SQL Server pivot vs. multiple join

Guillermo Gutiérrez picture Guillermo Gutiérrez · Sep 16, 2011 · Viewed 24.5k times · Source

What is more efficient to use in SQL Server 2005: PIVOT or MULTIPLE JOIN?

For example, I got this query using two joins:

SELECT p.name, pc1.code as code1, pc2.code as code2
FROM product p
    INNER JOIN product_code pc1
    ON p.product_id=pc1.product_id AND pc1.type=1
    INNER JOIN product_code pc2
    ON p.product_id=pc2.product_id AND pc2.type=2

I can do the same using PIVOT:

SELECT name, [1] as code1, [2] as code2
FROM (
    SELECT p.name, pc.type, pc.code
    FROM product p
        INNER JOIN product_code pc
        ON p.product_id=pc.product_id
    WHERE pc.type IN (1,2)) prods1
PIVOT(
    MAX(code) FOR type IN ([1], [2])) prods2

Which one will be more efficient?

Answer

Martin Smith picture Martin Smith · Sep 16, 2011

The answer will of course be "it depends" but based on testing this end...

Assuming

  1. 1 million products
  2. product has a clustered index on product_id
  3. Most (if not all) products have corresponding information in the product_code table
  4. Ideal indexes present on product_code for both queries.

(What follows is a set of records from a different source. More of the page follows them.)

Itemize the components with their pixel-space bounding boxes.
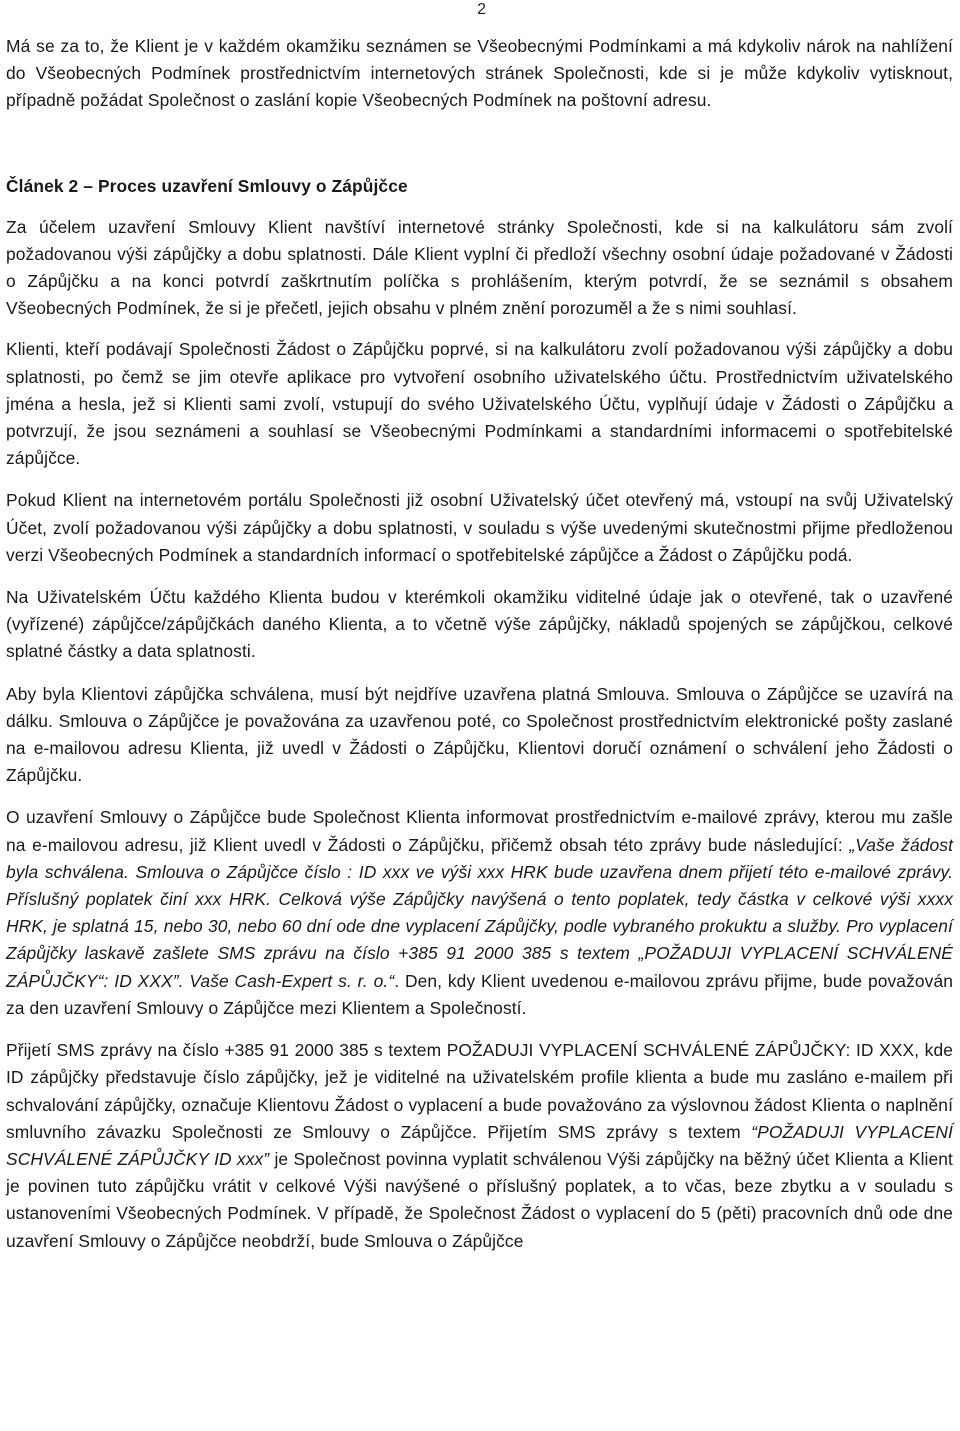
- paragraph-notification: [6, 804, 953, 1022]
- sms-tail: je Společnost povinna vyplatit schválenou Výši zápůjčky na běžný účet Klienta a Klient je povinen tuto zápůjčku vrátit v celkové Výši navýšené o příslušný poplatek, a to včas, beze zbytku a v souladu s ustanoveními Všeobecných Podmínek. V případě, že Společnost Žádost o vyplacení do 5 (pěti) pracovních dnů ode dne uzavření Smlouvy o Zápůjčce neobdrží, bude Smlouva o Zápůjčce: [6, 1148, 953, 1251]
- paragraph-account-visibility: Na Uživatelském Účtu každého Klienta budou v kterémkoli okamžiku viditelné údaje jak o otevřené, tak o uzavřené (vyřízené) zápůjčce/zápůjčkách daného Klienta, a to včetně výše zápůjčky, nákladů spojených se zápůjčkou, celkové splatné částky a data splatnosti.: [6, 587, 953, 662]
- article-heading: Článek 2 – Proces uzavření Smlouvy o Zápůjčce: [6, 175, 408, 196]
- paragraph-contract-conclusion: Aby byla Klientovi zápůjčka schválena, musí být nejdříve uzavřena platná Smlouva. Smlouva o Zápůjčce se uzavírá na dálku. Smlouva o Zápůjčce je považována za uzavřenou poté, co Společnost prostřednictvím elektronické pošty zaslané na e-mailovou adresu Klienta, již uvedl v Žádosti o Zápůjčku, Klientovi doručí oznámení o schválení jeho Žádosti o Zápůjčku.: [6, 683, 953, 786]
- intro-paragraph: Má se za to, že Klient je v každém okamžiku seznámen se Všeobecnými Podmínkami a má kdykoliv nárok na nahlížení do Všeobecných Podmínek prostřednictvím internetových stránek Společnosti, kde si je může kdykoliv vytisknout, případně požádat Společnost o zaslání kopie Všeobecných Podmínek na poštovní adresu.: [6, 36, 953, 111]
- sms-lead: Přijetí SMS zprávy na číslo +385 91 2000 385 s textem POŽADUJI VYPLACENÍ SCHVÁLENÉ ZÁPŮJČKY: ID XXX, kde ID zápůjčky představuje číslo zápůjčky, jež je viditelné na uživatelském profile klienta a bude mu zasláno e-mailem při schvalování zápůjčky, označuje Klientovu Žádost o vyplacení a bude považováno za výslovnou žádost Klienta o naplnění smluvního závazku Společnosti ze Smlouvy o Zápůjčce. Přijetím SMS zprávy s textem: [6, 1040, 953, 1142]
- sms-quote: “POŽADUJI VYPLACENÍ SCHVÁLENÉ ZÁPŮJČKY ID xxx”: [6, 1121, 953, 1169]
- page-number: 2: [477, 1, 486, 18]
- paragraph-sms-request: [6, 1037, 953, 1255]
- notification-email-quote: „Vaše žádost byla schválena. Smlouva o Zápůjčce číslo : ID xxx ve výši xxx HRK bude uzavřena dnem přijetí této e-mailové zprávy. Příslušný poplatek činí xxx HRK. Celková výše Zápůjčky navýšená o tento poplatek, tedy částka v celkové výši xxxx HRK, je splatná 15, nebo 30, nebo 60 dní ode dne vyplacení Zápůjčky, podle vybraného prokuktu a služby. Pro vyplacení Zápůjčky laskavě zašlete SMS zprávu na číslo +385 91 2000 385 s textem „POŽADUJI VYPLACENÍ SCHVÁLENÉ ZÁPŮJČKY“: ID XXX”. Vaše Cash-Expert s. r. o.“: [6, 834, 954, 991]
- paragraph-existing-account: Pokud Klient na internetovém portálu Společnosti již osobní Uživatelský účet otevřený má, vstoupí na svůj Uživatelský Účet, zvolí požadovanou výši zápůjčky a dobu splatnosti, v souladu s výše uvedenými skutečnostmi přijme předloženou verzi Všeobecných Podmínek a standardních informací o spotřebitelské zápůjčce a Žádost o Zápůjčku podá.: [6, 490, 953, 565]
- notification-lead: O uzavření Smlouvy o Zápůjčce bude Společnost Klienta informovat prostřednictvím e-mailové zprávy, kterou mu zašle na e-mailovou adresu, již Klient uvedl v Žádosti o Zápůjčku, přičemž obsah této zprávy bude následující:: [6, 807, 953, 855]
- paragraph-first-time-clients: Klienti, kteří podávají Společnosti Žádost o Zápůjčku poprvé, si na kalkulátoru zvolí požadovanou výši zápůjčky a dobu splatnosti, po čemž se jim otevře aplikace pro vytvoření osobního uživatelského účtu. Prostřednictvím uživatelského jména a hesla, jež si Klienti sami zvolí, vstupují do svého Uživatelského Účtu, vyplňují údaje v Žádosti o Zápůjčku a potvrzují, že jsou seznámeni a souhlasí se Všeobecnými Podmínkami a standardními informacemi o spotřebitelské zápůjčce.: [6, 339, 953, 469]
- notification-tail: . Den, kdy Klient uvedenou e-mailovou zprávu přijme, bude považován za den uzavření Smlouvy o Zápůjčce mezi Klientem a Společností.: [6, 970, 953, 1018]
- document-body: [6, 33, 953, 1270]
- paragraph-application: Za účelem uzavření Smlouvy Klient navštíví internetové stránky Společnosti, kde si na kalkulátoru sám zvolí požadovanou výši zápůjčky a dobu splatnosti. Dále Klient vyplní či předloží všechny osobní údaje požadované v Žádosti o Zápůjčku a na konci potvrdí zaškrtnutím políčka s prohlášením, kterým potvrdí, že se seznámil s obsahem Všeobecných Podmínek, že si je přečetl, jejich obsahu v plném znění porozuměl a že s nimi souhlasí.: [6, 216, 953, 319]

The PIVOT version ideally needs an index product_code(product_id, type) INCLUDE (code) whereas the JOIN version ideally needs an index product_code(type,product_id) INCLUDE (code)

If these are in place giving the plans below

Plans

then the JOIN version is more efficient.

In the case that type 1 and type 2 are the only types in the table then the PIVOT version slightly has the edge in terms of number of reads as it doesn't have to seek into product_code twice but that is more than outweighed by the additional overhead of the stream aggregate operator

PIVOT

Table 'product_code'. Scan count 1, logical reads 10467
Table 'product'. Scan count 1, logical reads 4750
   CPU time = 3297 ms,  elapsed time = 3260 ms.

JOIN

Table 'product_code'. Scan count 2, logical reads 10471
Table 'product'. Scan count 1, logical reads 4750
   CPU time = 1906 ms,  elapsed time = 1866 ms.

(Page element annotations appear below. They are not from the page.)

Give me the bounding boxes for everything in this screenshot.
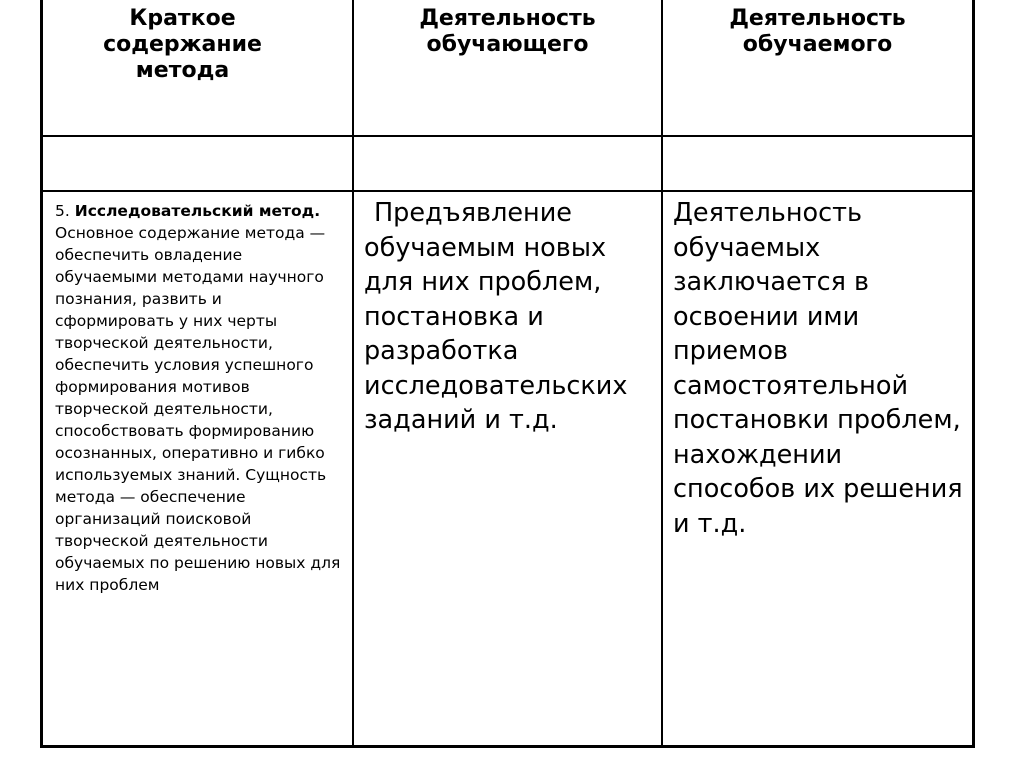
- table-row: [42, 191, 974, 747]
- learner-activity: Деятельность обучаемых заключается в освоении ими приемов самостоятельной постановки проблем, нахождении способов их решения и т.д.: [673, 198, 963, 539]
- header-cell-learner: [662, 0, 974, 136]
- method-number: 5.: [55, 202, 70, 220]
- header-cell-summary: [42, 0, 354, 136]
- table-header-row: [42, 0, 974, 136]
- methods-table: [40, 0, 975, 748]
- empty-row: [42, 136, 974, 191]
- empty-cell: [662, 136, 974, 191]
- header-summary: Краткое содержание метода: [103, 6, 262, 83]
- method-description: Основное содержание метода — обеспечить овладение обучаемыми методами научного познания, развить и сформировать у них черты творческой деятельности, обеспечить условия успешного формирования мотивов творческой деятельности, способствовать формированию осознанных, оперативно и гибко используемых знаний. Сущность метода — обеспечение организаций поисковой творческой деятельности обучаемых по решению новых для них проблем: [55, 224, 341, 594]
- empty-cell: [42, 136, 354, 191]
- header-teacher-activity: Деятельность обучающего: [419, 6, 596, 57]
- learner-activity-cell: [662, 191, 974, 747]
- method-summary: [43, 192, 352, 596]
- method-summary-cell: [42, 191, 354, 747]
- method-title: Исследовательский метод.: [74, 202, 321, 220]
- teacher-activity: Предъявление обучаемым новых для них проблем, постановка и разработка исследовательских заданий и т.д.: [364, 198, 628, 435]
- empty-cell: [353, 136, 662, 191]
- header-cell-teacher: [353, 0, 662, 136]
- teacher-activity-cell: [353, 191, 662, 747]
- header-learner-activity: Деятельность обучаемого: [729, 6, 906, 57]
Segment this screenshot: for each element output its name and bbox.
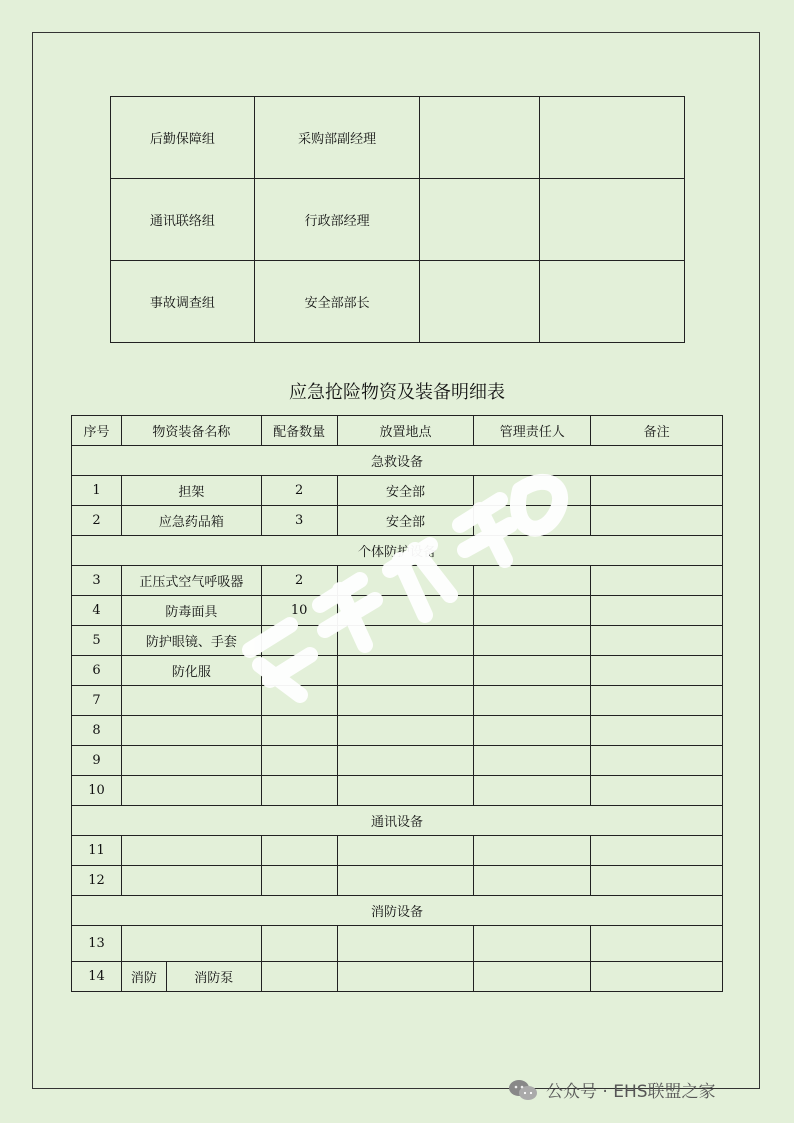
row-location — [337, 656, 474, 686]
row-name — [121, 836, 261, 866]
row-qty — [261, 836, 337, 866]
wechat-icon — [508, 1079, 538, 1101]
row-name: 防化服 — [121, 656, 261, 686]
header-qty: 配备数量 — [261, 416, 337, 446]
row-qty — [261, 716, 337, 746]
empty-cell — [540, 261, 685, 343]
row-remark — [591, 626, 723, 656]
section-row — [72, 806, 723, 836]
row-remark — [591, 746, 723, 776]
row-name — [121, 926, 261, 962]
row-location: 安全部 — [337, 476, 474, 506]
row-owner — [474, 716, 591, 746]
row-location — [337, 836, 474, 866]
table-row — [72, 776, 723, 806]
empty-cell — [420, 179, 540, 261]
equipment-table — [71, 415, 723, 992]
empty-cell — [420, 261, 540, 343]
row-location — [337, 962, 474, 992]
row-location — [337, 716, 474, 746]
section-comm: 通讯设备 — [72, 806, 723, 836]
footer-text: 公众号 · EHS联盟之家 — [546, 1082, 716, 1102]
section-fire: 消防设备 — [72, 896, 723, 926]
row-no: 4 — [72, 596, 122, 626]
row-no: 11 — [72, 836, 122, 866]
table-row — [111, 97, 685, 179]
row-qty: 10 — [261, 596, 337, 626]
row-remark — [591, 596, 723, 626]
header-remark: 备注 — [591, 416, 723, 446]
table-row — [111, 179, 685, 261]
row-owner — [474, 746, 591, 776]
row-remark — [591, 866, 723, 896]
position-cell: 采购部副经理 — [254, 97, 420, 179]
row-remark — [591, 836, 723, 866]
position-cell: 行政部经理 — [254, 179, 420, 261]
row-location: 安全部 — [337, 506, 474, 536]
row-owner — [474, 866, 591, 896]
table-row — [72, 836, 723, 866]
position-cell: 安全部部长 — [254, 261, 420, 343]
row-location — [337, 926, 474, 962]
row-remark — [591, 962, 723, 992]
row-remark — [591, 506, 723, 536]
row-qty: 2 — [261, 476, 337, 506]
row-remark — [591, 926, 723, 962]
row-no: 2 — [72, 506, 122, 536]
row-location — [337, 566, 474, 596]
row-qty — [261, 686, 337, 716]
row-owner — [474, 926, 591, 962]
row-qty — [261, 926, 337, 962]
section-row — [72, 536, 723, 566]
group-cell: 后勤保障组 — [111, 97, 255, 179]
footer — [508, 1077, 716, 1102]
row-remark — [591, 686, 723, 716]
row-location — [337, 866, 474, 896]
header-owner: 管理责任人 — [474, 416, 591, 446]
row-name — [121, 746, 261, 776]
table-row — [72, 962, 723, 992]
empty-cell — [540, 97, 685, 179]
row-no: 7 — [72, 686, 122, 716]
row-name: 正压式空气呼吸器 — [121, 566, 261, 596]
row-qty: 3 — [261, 506, 337, 536]
section-protection: 个体防护设备 — [72, 536, 723, 566]
row-name-category: 消防 — [121, 962, 166, 992]
row-name: 防护眼镜、手套 — [121, 626, 261, 656]
section-row — [72, 896, 723, 926]
table-row — [72, 506, 723, 536]
row-no: 10 — [72, 776, 122, 806]
row-owner — [474, 686, 591, 716]
header-name: 物资装备名称 — [121, 416, 261, 446]
row-qty — [261, 776, 337, 806]
row-no: 12 — [72, 866, 122, 896]
row-name — [121, 776, 261, 806]
row-no: 14 — [72, 962, 122, 992]
row-no: 9 — [72, 746, 122, 776]
row-remark — [591, 656, 723, 686]
row-qty — [261, 626, 337, 656]
row-no: 6 — [72, 656, 122, 686]
row-qty — [261, 962, 337, 992]
row-qty: 2 — [261, 566, 337, 596]
row-owner — [474, 476, 591, 506]
row-remark — [591, 716, 723, 746]
row-owner — [474, 506, 591, 536]
row-location — [337, 776, 474, 806]
table-row — [72, 626, 723, 656]
table-row — [72, 566, 723, 596]
row-qty — [261, 866, 337, 896]
row-owner — [474, 776, 591, 806]
table-row — [72, 716, 723, 746]
empty-cell — [540, 179, 685, 261]
header-row — [72, 416, 723, 446]
row-no: 8 — [72, 716, 122, 746]
header-no: 序号 — [72, 416, 122, 446]
table-row — [72, 596, 723, 626]
empty-cell — [420, 97, 540, 179]
row-location — [337, 746, 474, 776]
row-remark — [591, 566, 723, 596]
row-no: 13 — [72, 926, 122, 962]
row-remark — [591, 476, 723, 506]
row-name: 担架 — [121, 476, 261, 506]
header-location: 放置地点 — [337, 416, 474, 446]
row-remark — [591, 776, 723, 806]
row-qty — [261, 656, 337, 686]
table-row — [72, 926, 723, 962]
row-no: 3 — [72, 566, 122, 596]
team-table — [110, 96, 685, 343]
row-name — [121, 866, 261, 896]
table-row — [72, 746, 723, 776]
section-rescue: 急救设备 — [72, 446, 723, 476]
row-location — [337, 596, 474, 626]
row-name: 防毒面具 — [121, 596, 261, 626]
row-name: 应急药品箱 — [121, 506, 261, 536]
section-row — [72, 446, 723, 476]
table-title: 应急抢险物资及装备明细表 — [289, 382, 505, 403]
group-cell: 通讯联络组 — [111, 179, 255, 261]
row-name — [121, 716, 261, 746]
table-row — [72, 656, 723, 686]
row-owner — [474, 626, 591, 656]
row-owner — [474, 836, 591, 866]
row-owner — [474, 656, 591, 686]
row-qty — [261, 746, 337, 776]
row-no: 5 — [72, 626, 122, 656]
row-owner — [474, 566, 591, 596]
table-row — [72, 476, 723, 506]
row-name: 消防泵 — [166, 962, 261, 992]
group-cell: 事故调查组 — [111, 261, 255, 343]
table-row — [111, 261, 685, 343]
row-no: 1 — [72, 476, 122, 506]
row-location — [337, 686, 474, 716]
row-location — [337, 626, 474, 656]
row-name — [121, 686, 261, 716]
row-owner — [474, 962, 591, 992]
table-row — [72, 686, 723, 716]
row-owner — [474, 596, 591, 626]
table-row — [72, 866, 723, 896]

If there are additional type records other than 1 and 2 the JOIN version will increase its advantage as it just does merge joins on the relevant sections of the type,product_id index whereas the PIVOT plan uses product_id, type and so would have to scan over the additional type rows that are intermingled with the 1 and 2 rows.